Du coup, c’est « tous ensemble » que les syndicats (CGT, CFDT, FSU, Unsa, Solidaires, CFTC et CGC) appellent à l’action et lancent une pétition nationale unitaire. Depuis 2000, aucun accord salarial n’a été signé dans la fonction publique. Les syndicats exigent « l’augmentation de la valeur du point assurant un rattrapage des pertes accumulées ». C’est pour eux une question de «reconnaissance du rôle des agents publics». Ils pointent la «perte d’attractivité» de la fonction publique et craignent que le recul du pouvoir d’achat de ses 5 millions d’agents vienne «plomber la relance de l’économie nationale».

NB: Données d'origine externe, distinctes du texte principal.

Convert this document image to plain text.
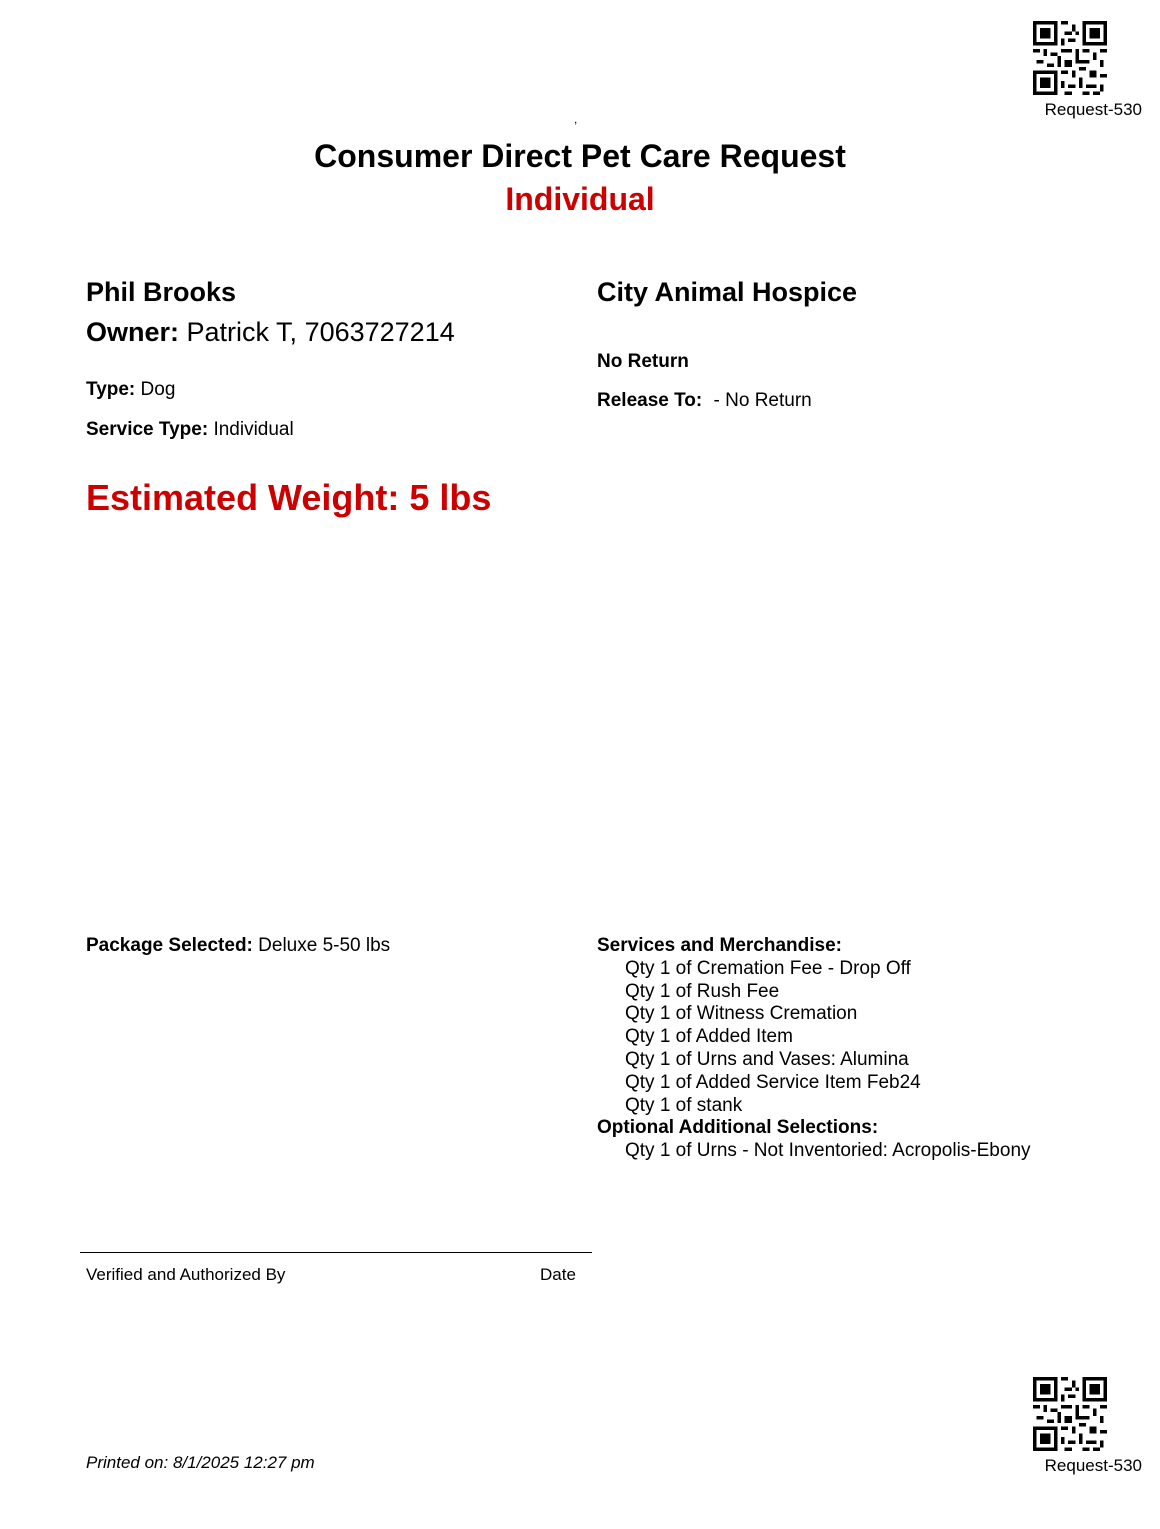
Request-530
,
Consumer Direct Pet Care Request
Individual
Phil Brooks
Owner: Patrick T, 7063727214
Type: Dog
Service Type: Individual
Estimated Weight: 5 lbs
City Animal Hospice
No Return
Release To: - No Return
Package Selected: Deluxe 5-50 lbs	Services and Merchandise:
Qty 1 of Cremation Fee - Drop Off
Qty 1 of Rush Fee
Qty 1 of Witness Cremation
Qty 1 of Added Item
Qty 1 of Urns and Vases: Alumina
Qty 1 of Added Service Item Feb24
Qty 1 of stank
Optional Additional Selections:
Qty 1 of Urns - Not Inventoried: Acropolis-Ebony
Verified and Authorized By	Date
Request-530
Printed on: 8/1/2025 12:27 pm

« Je suis pour moins de fonctionnaires, mais mieux payés», répétait Nicolas Sarkozy en mars dernier. Moins de fonctionnaires, il a tenu parole. Mieux payés ? «Les enseignants en début de carrière ont touché une prime moyenne de 27 euros par an ! » fulmine Bernadette Groizon. «On a eu les œufs cassés mais on n’a pas vu l’omelette», raille Franck Girard, de la CFE-CGC.